OAK, une IA qui réinterprète les images selon la tâche à accomplir
Des chercheurs associés à l’Université du Michigan ont conçu OAK, un système capable de revoir la façon dont il classe une image selon la tâche demandée. En combinant indices linguistiques et analyse visuelle, cette approche entend reconnaître des concepts connus, mais aussi faire émerger des catégories inédites.
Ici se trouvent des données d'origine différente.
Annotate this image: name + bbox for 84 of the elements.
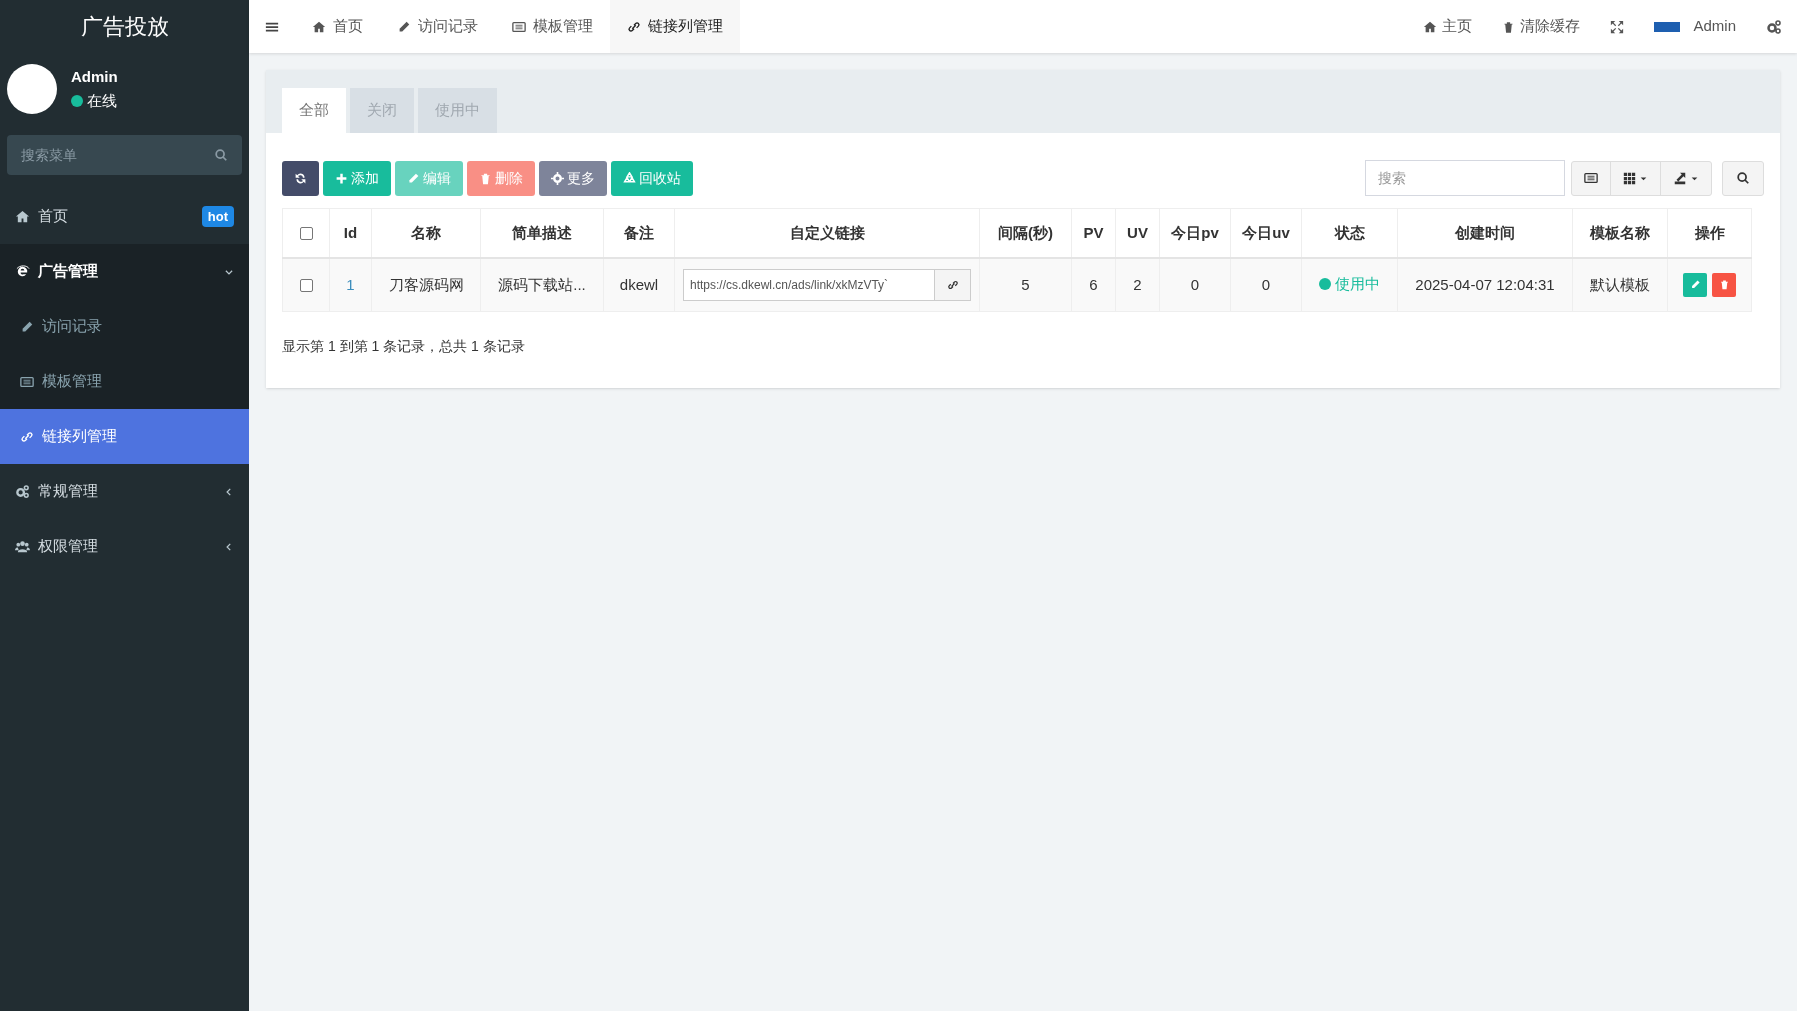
table-cell: 0: [1261, 275, 1271, 293]
refresh-icon: [294, 171, 307, 185]
chevron-left-icon: [224, 541, 234, 552]
refresh-button[interactable]: [282, 160, 319, 196]
sidebar-subitem[interactable]: 访问记录: [0, 299, 249, 354]
status-label: 使用中: [1335, 273, 1380, 294]
table-cell: 默认模板: [1590, 275, 1650, 293]
list-icon: [20, 374, 34, 389]
column-header[interactable]: 操作: [1694, 223, 1725, 241]
list-icon: [512, 19, 526, 34]
nav-tab[interactable]: 模板管理: [495, 0, 610, 53]
sidebar-item[interactable]: 权限管理: [0, 519, 249, 574]
hot-badge: hot: [201, 205, 234, 228]
pagination-info: 显示第 1 到第 1 条记录，总共 1 条记录: [282, 338, 525, 354]
users-icon: [15, 539, 30, 554]
table-cell: 刀客源码网: [388, 275, 464, 293]
pencil-icon: [1689, 279, 1701, 291]
search-field[interactable]: 搜索: [1365, 160, 1565, 196]
checkbox[interactable]: [299, 279, 313, 293]
plus-icon: [335, 171, 348, 185]
column-header[interactable]: 创建时间: [1455, 223, 1515, 241]
column-header[interactable]: PV: [1083, 223, 1104, 241]
table-cell: dkewl: [619, 275, 659, 293]
pencil-icon: [20, 319, 34, 334]
column-header[interactable]: 自定义链接: [789, 223, 865, 241]
table-cell: 2025-04-07 12:04:31: [1415, 275, 1555, 293]
expand-icon: [1610, 19, 1625, 34]
export-icon: [1673, 171, 1687, 185]
sidebar-item[interactable]: 常规管理: [0, 464, 249, 519]
search-button[interactable]: [1722, 160, 1764, 196]
list-icon: [1584, 171, 1598, 185]
user-status: 在线: [87, 91, 117, 111]
table-cell: 6: [1089, 275, 1098, 293]
pencil-icon: [397, 19, 411, 34]
column-header[interactable]: Id: [343, 223, 358, 241]
avatar: [7, 64, 57, 114]
home-link[interactable]: 主页: [1408, 0, 1488, 53]
table-cell: 5: [1021, 275, 1030, 293]
browser-e-icon: [15, 264, 30, 279]
sidebar-item[interactable]: 首页 hot: [0, 189, 249, 244]
nav-tab[interactable]: 访问记录: [380, 0, 495, 53]
search-icon: [1736, 171, 1750, 185]
sidebar-item[interactable]: 广告管理: [0, 244, 249, 299]
pencil-icon: [407, 171, 420, 185]
table-cell: 0: [1190, 275, 1200, 293]
checkbox[interactable]: [299, 227, 313, 241]
table-cell: 1: [346, 275, 355, 293]
sidebar-subitem[interactable]: 模板管理: [0, 354, 249, 409]
filter-tab[interactable]: 全部: [282, 88, 346, 133]
sidebar-subitem[interactable]: 链接列管理: [0, 409, 249, 464]
link-icon: [946, 278, 959, 291]
home-icon: [312, 19, 326, 34]
link-icon: [627, 19, 641, 34]
edit-row-button[interactable]: [1683, 272, 1707, 297]
nav-tab[interactable]: 链接列管理: [610, 0, 740, 53]
menu-search-field[interactable]: 搜索菜单: [7, 135, 242, 175]
clear-cache-button[interactable]: 清除缓存: [1487, 0, 1596, 53]
home-icon: [1423, 19, 1438, 34]
settings-icon: [1766, 18, 1782, 35]
copy-link-button[interactable]: [935, 268, 971, 301]
column-header[interactable]: 简单描述: [512, 223, 572, 241]
user-menu[interactable]: Admin: [1639, 0, 1751, 53]
column-header[interactable]: UV: [1127, 223, 1148, 241]
table-cell: 源码下载站...: [498, 275, 586, 293]
link-field[interactable]: https://cs.dkewl.cn/ads/link/xkMzVTy`: [683, 268, 935, 301]
more-button[interactable]: 更多: [539, 160, 607, 196]
user-name: Admin: [71, 66, 118, 87]
link-icon: [20, 429, 34, 444]
chevron-left-icon: [224, 486, 234, 497]
column-header[interactable]: 备注: [624, 223, 654, 241]
gears-icon: [15, 484, 30, 499]
trash-icon: [1502, 19, 1516, 34]
home-icon: [15, 209, 30, 224]
logo-icon: [1654, 21, 1681, 32]
column-header[interactable]: 状态: [1334, 223, 1365, 241]
app-title: 广告投放: [80, 12, 169, 41]
recycle-icon: [623, 171, 636, 185]
grid-icon: [1623, 171, 1636, 185]
delete-row-button[interactable]: [1712, 272, 1736, 297]
column-header[interactable]: 名称: [411, 223, 441, 241]
search-icon: [214, 148, 228, 162]
table-cell: 2: [1133, 275, 1142, 293]
trash-icon: [479, 171, 492, 185]
nav-tab[interactable]: 首页: [295, 0, 380, 53]
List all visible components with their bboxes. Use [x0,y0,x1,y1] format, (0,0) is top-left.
Une image ne porte pas une seule signification. Une paire de chaussures peut être un produit à vendre, un élément d’une tenue, un objet à ranger ou l’indice d’une activité sportive. Pourtant, les systèmes classiques de reconnaissance d’images ont longtemps été conçus pour attribuer des étiquettes stables, comme « chaussure », « sac » ou « personne ». Un travail de recherche associé à l’Université du Michigan propose de changer ce point de départ : au lieu de demander seulement ce qui figure dans une image, il s’agit de demander ce qui compte dans un contexte précis.
Baptisée Open Ad-hoc Categorization, ou OAK, cette méthode a été élaborée par une équipe de chercheurs de l’Université du Michigan, avec des contributions du Centre Bosch pour l’IA et d’autres institutions académiques. Son ambition est de rendre la catégorisation visuelle plus souple : un même contenu peut être interprété selon une consigne, un objectif ou une situation, tout en laissant au système la possibilité d’identifier des regroupements qui n’avaient pas été prévus à l’avance.
Pourquoi les catégories fixes ne suffisent-elles pas ?
La reconnaissance d’images traditionnelle part souvent d’un inventaire fermé. Le modèle apprend des exemples étiquetés et doit ensuite choisir la classe la plus appropriée parmi celles qu’il connaît déjà. Cette approche convient lorsqu’une question simple est posée, par exemple : « Y a-t-il un chien sur cette photo ? » Elle devient moins adaptée quand la demande dépend d’un objectif concret.
Prenons le cas d’un vide-grenier. Si l’on cherche les objets susceptibles d’être vendus, une image contenant des chaussures peut conduire à une catégorie plus large que les seules chaussures. Des casquettes, des bagages ou des sacs peuvent devenir pertinents, même s’ils ne se ressemblent pas nécessairement sur le plan visuel. Ce qui les rapproche est le contexte de vente, non une forme identique.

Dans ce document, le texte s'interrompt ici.